The soundtrack deserves its own mention. Music selection throughout the series is consistently strong, enhancing emotional beats without overwhelming them. It contributes to the show’s cultural footprint in a way that extends beyond the episodes themselves.
Euphoria’s Rough Patches
Season 2’s writing is the elephant in the room. Multiple character arcs that Season 1 carefully established were either abandoned or significantly altered, leaving fans confused about what the show was trying to do. Characters who had been given rich interior lives suddenly felt like they were serving plot mechanics rather than the other way around. The drop in narrative coherence is noticeable and well-documented in fan discussions.
The style-over-substance criticism has real teeth. As the show progressed, some viewers felt that the visual ambition began to outpace the writing, creating episodes that looked incredible but didn’t hold together on a story level. Beautiful shots and elaborate sequences can carry a scene, but they can’t replace character motivation and logical plot progression. When those foundations weaken, the spectacle starts feeling hollow.
Questions about the show’s handling of mature content persist. Euphoria depicts drug use, nudity, and violence extensively, and there’s an ongoing debate about where the line falls between honest portrayal and gratuitous provocation. Some viewers feel the show earns its difficult content through the emotional truth it’s pursuing. Others feel certain scenes exist primarily for shock value, particularly in the second season where the connection between explicit content and character development feels looser.
Creative control has become a talking point. Concerns about the writing process and the gap between seasons have filtered into public discussion, and while behind-the-scenes dynamics don’t change what’s on screen, they do shape expectations for where the show can go next.
Carried by a Performance
Strip away the visual fireworks and the cultural conversation, and Euphoria’s staying power comes down to one thing: Zendaya makes you care about Rue. In scenes where the show is firing on all cylinders, her performance grounds the surreal visual style in something painfully human. The addiction storyline works because she plays it without vanity or sentiment, and episodes built around Rue’s lowest moments rank among the best television HBO has produced in recent years.
That reliance on a single performance is both a strength and a vulnerability. When the show drifts away from Rue for extended stretches, the quality gap becomes apparent. The ensemble has strong individual moments, but the writing hasn’t given most characters the same depth and consistency that Rue receives. A show this ambitious needs more than one load-bearing pillar, and right now Zendaya is holding up more weight than any actor should have to.

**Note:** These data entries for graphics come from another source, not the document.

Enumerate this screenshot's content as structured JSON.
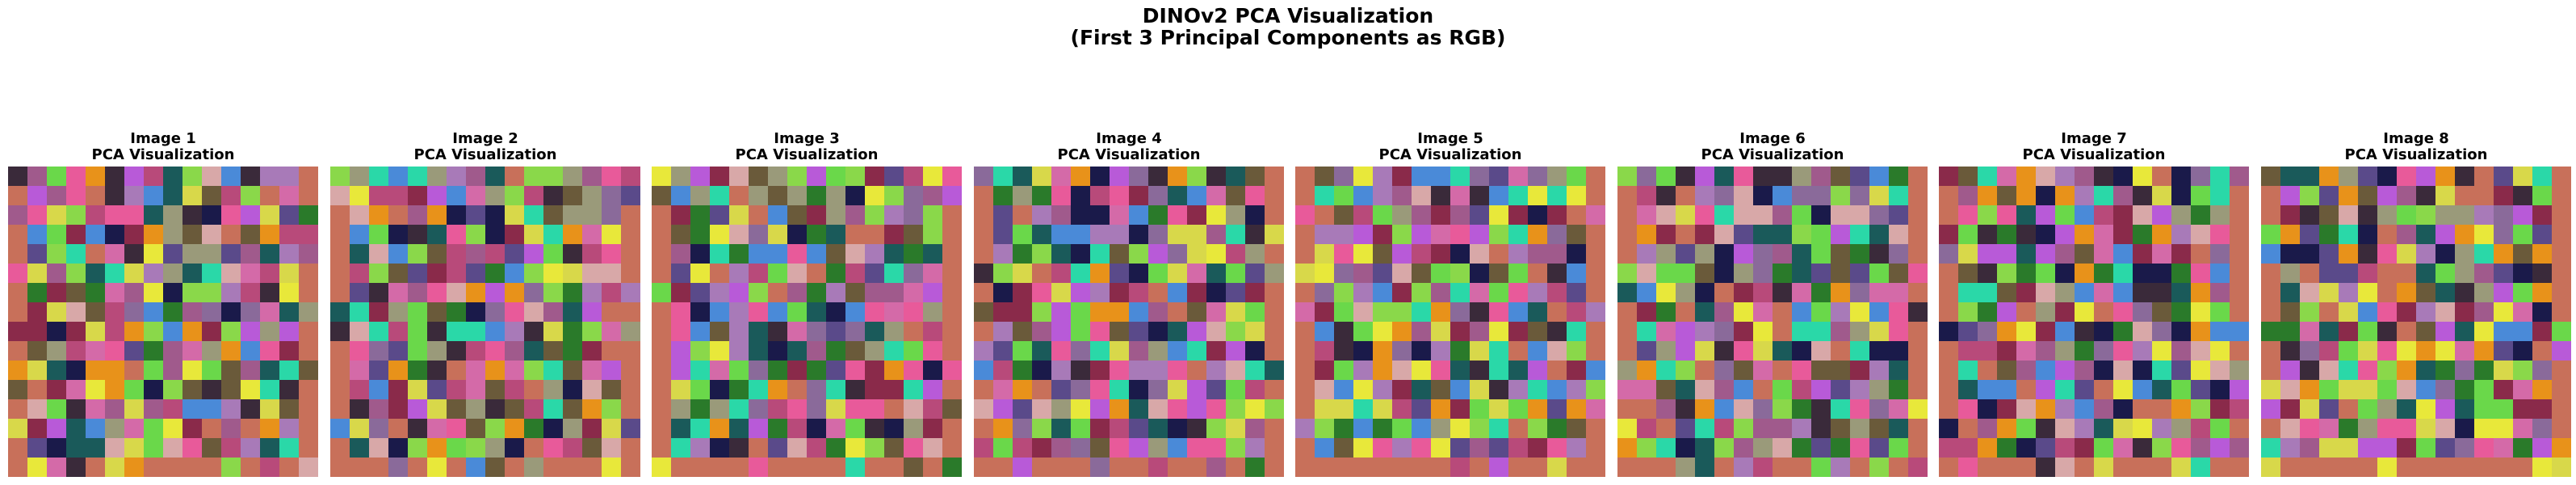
{
  "figure": {
    "title_line1": "DINOv2 PCA Visualization",
    "title_line2": "(First 3 Principal Components as RGB)"
  },
  "panels": [
    {
      "title_line1": "Image 1",
      "title_line2": "PCA Visualization",
      "seed": 11
    },
    {
      "title_line1": "Image 2",
      "title_line2": "PCA Visualization",
      "seed": 23
    },
    {
      "title_line1": "Image 3",
      "title_line2": "PCA Visualization",
      "seed": 37
    },
    {
      "title_line1": "Image 4",
      "title_line2": "PCA Visualization",
      "seed": 41
    },
    {
      "title_line1": "Image 5",
      "title_line2": "PCA Visualization",
      "seed": 53
    },
    {
      "title_line1": "Image 6",
      "title_line2": "PCA Visualization",
      "seed": 67
    },
    {
      "title_line1": "Image 7",
      "title_line2": "PCA Visualization",
      "seed": 79
    },
    {
      "title_line1": "Image 8",
      "title_line2": "PCA Visualization",
      "seed": 97
    }
  ],
  "palette": [
    "#c8705a",
    "#d46aa8",
    "#a05a8c",
    "#8a6a9a",
    "#e8921a",
    "#6ad84a",
    "#2a7a2a",
    "#3a2a3a",
    "#b84a7a",
    "#8a2a4a",
    "#a87ab8",
    "#5a4a8a",
    "#4a8ad8",
    "#2ad8a8",
    "#1a5a5a",
    "#d8d84a",
    "#9a9a7a",
    "#6a5a3a",
    "#e85a9a",
    "#b85ad8",
    "#8ad84a",
    "#1a1a4a",
    "#d8a8a8",
    "#e8e83a"
  ],
  "grid_cells": 16
}
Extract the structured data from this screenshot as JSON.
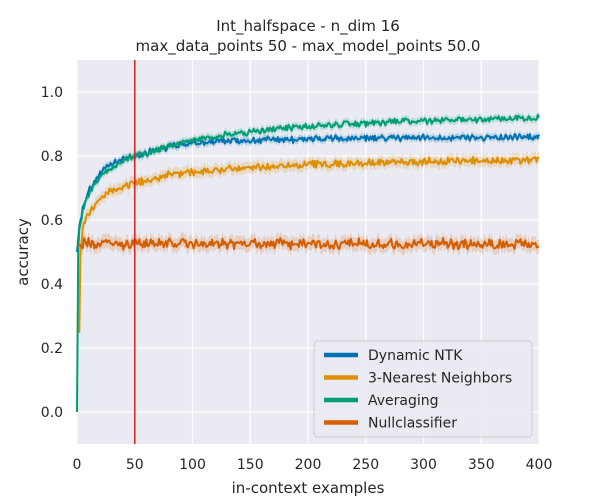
{
  "chart_data": {
    "type": "line",
    "title_line1": "Int_halfspace - n_dim 16",
    "title_line2": "max_data_points 50 - max_model_points 50.0",
    "xlabel": "in-context examples",
    "ylabel": "accuracy",
    "xlim": [
      0,
      400
    ],
    "ylim": [
      -0.1,
      1.1
    ],
    "x_ticks": [
      "0",
      "50",
      "100",
      "150",
      "200",
      "250",
      "300",
      "350",
      "400"
    ],
    "y_ticks": [
      "0.0",
      "0.2",
      "0.4",
      "0.6",
      "0.8",
      "1.0"
    ],
    "grid": true,
    "background": "#eaeaf2",
    "vline": {
      "x": 50,
      "color": "#d62728"
    },
    "legend_position": "lower-right",
    "series": [
      {
        "name": "Dynamic NTK",
        "color": "#0173b2",
        "x": [
          0,
          2,
          5,
          10,
          15,
          20,
          25,
          30,
          40,
          50,
          60,
          70,
          80,
          90,
          100,
          120,
          140,
          160,
          180,
          200,
          225,
          250,
          275,
          300,
          325,
          350,
          375,
          400
        ],
        "y": [
          0.5,
          0.58,
          0.64,
          0.69,
          0.72,
          0.745,
          0.76,
          0.775,
          0.79,
          0.8,
          0.81,
          0.82,
          0.83,
          0.835,
          0.84,
          0.845,
          0.848,
          0.85,
          0.852,
          0.853,
          0.854,
          0.855,
          0.856,
          0.857,
          0.858,
          0.858,
          0.858,
          0.858
        ]
      },
      {
        "name": "3-Nearest Neighbors",
        "color": "#de8f05",
        "x": [
          0,
          2,
          3,
          5,
          10,
          15,
          20,
          25,
          30,
          40,
          50,
          60,
          70,
          80,
          90,
          100,
          120,
          140,
          160,
          180,
          200,
          225,
          250,
          275,
          300,
          325,
          350,
          375,
          400
        ],
        "y": [
          0.25,
          0.25,
          0.5,
          0.58,
          0.62,
          0.645,
          0.665,
          0.68,
          0.69,
          0.705,
          0.715,
          0.725,
          0.732,
          0.74,
          0.745,
          0.75,
          0.757,
          0.762,
          0.766,
          0.77,
          0.773,
          0.776,
          0.778,
          0.78,
          0.782,
          0.784,
          0.785,
          0.786,
          0.787
        ]
      },
      {
        "name": "Averaging",
        "color": "#029e73",
        "x": [
          0,
          1,
          2,
          5,
          10,
          15,
          20,
          25,
          30,
          40,
          50,
          60,
          70,
          80,
          90,
          100,
          120,
          140,
          160,
          180,
          200,
          225,
          250,
          275,
          300,
          325,
          350,
          375,
          400
        ],
        "y": [
          0.0,
          0.5,
          0.57,
          0.63,
          0.68,
          0.71,
          0.735,
          0.75,
          0.765,
          0.785,
          0.8,
          0.81,
          0.82,
          0.83,
          0.84,
          0.85,
          0.86,
          0.87,
          0.88,
          0.887,
          0.893,
          0.898,
          0.902,
          0.906,
          0.91,
          0.913,
          0.916,
          0.918,
          0.92
        ]
      },
      {
        "name": "Nullclassifier",
        "color": "#d55e00",
        "x": [
          0,
          2,
          5,
          50,
          100,
          150,
          200,
          250,
          300,
          350,
          400
        ],
        "y": [
          0.52,
          0.52,
          0.525,
          0.525,
          0.525,
          0.525,
          0.525,
          0.525,
          0.525,
          0.525,
          0.525
        ]
      }
    ]
  }
}
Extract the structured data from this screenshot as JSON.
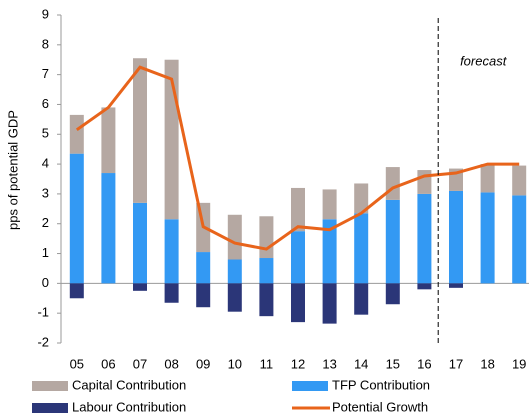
{
  "chart_data": {
    "type": "bar",
    "y_label": "pps of potential GDP",
    "categories": [
      "05",
      "06",
      "07",
      "08",
      "09",
      "10",
      "11",
      "12",
      "13",
      "14",
      "15",
      "16",
      "17",
      "18",
      "19"
    ],
    "series": [
      {
        "name": "TFP Contribution",
        "type": "bar",
        "color": "#3399f3",
        "values": [
          4.35,
          3.7,
          2.7,
          2.15,
          1.05,
          0.8,
          0.85,
          1.75,
          2.15,
          2.35,
          2.8,
          3.0,
          3.1,
          3.05,
          2.95
        ]
      },
      {
        "name": "Capital Contribution",
        "type": "bar",
        "color": "#b5a8a2",
        "values": [
          1.3,
          2.2,
          4.85,
          5.35,
          1.65,
          1.5,
          1.4,
          1.45,
          1.0,
          1.0,
          1.1,
          0.8,
          0.75,
          0.95,
          1.0
        ]
      },
      {
        "name": "Labour Contribution",
        "type": "bar",
        "color": "#2b3678",
        "values": [
          -0.5,
          0,
          -0.25,
          -0.65,
          -0.8,
          -0.95,
          -1.1,
          -1.3,
          -1.35,
          -1.05,
          -0.7,
          -0.2,
          -0.15,
          0,
          0
        ]
      },
      {
        "name": "Potential Growth",
        "type": "line",
        "color": "#e8641b",
        "values": [
          5.15,
          5.9,
          7.25,
          6.85,
          1.9,
          1.35,
          1.15,
          1.9,
          1.8,
          2.35,
          3.2,
          3.6,
          3.7,
          4.0,
          4.0
        ]
      }
    ],
    "annotation": "forecast",
    "ylim": [
      -2,
      9
    ],
    "yticks": [
      -2,
      -1,
      0,
      1,
      2,
      3,
      4,
      5,
      6,
      7,
      8,
      9
    ],
    "grid": false
  }
}
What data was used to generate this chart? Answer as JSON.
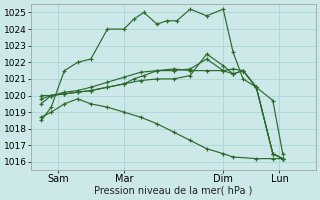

Should You Watch Euphoria?
Euphoria will connect with viewers who respond to bold visual storytelling and aren’t put off by difficult subject matter. If you’re drawn to shows that attempt to capture the emotional extremes of adolescence without softening them, Season 1 in particular delivers that with real power. Fans of character-driven drama anchored by a standout lead performance will find plenty to admire.
Give it a pass if you have low tolerance for graphic content or if inconsistent writing quality across seasons is a dealbreaker. The show asks for patience and a willingness to accept that its reach sometimes exceeds its grasp.
The Verdict on Euphoria
Euphoria is a show at war with itself, capable of breathtaking television one moment and baffling creative choices the next. Zendaya’s performance alone justifies watching, and Season 1 builds a compelling foundation that hooks you fast. But the cracks that appear in Season 2 are real, and they raise legitimate questions about where the show goes from here. It’s a series worth watching with the understanding that it might frustrate you as often as it moves you.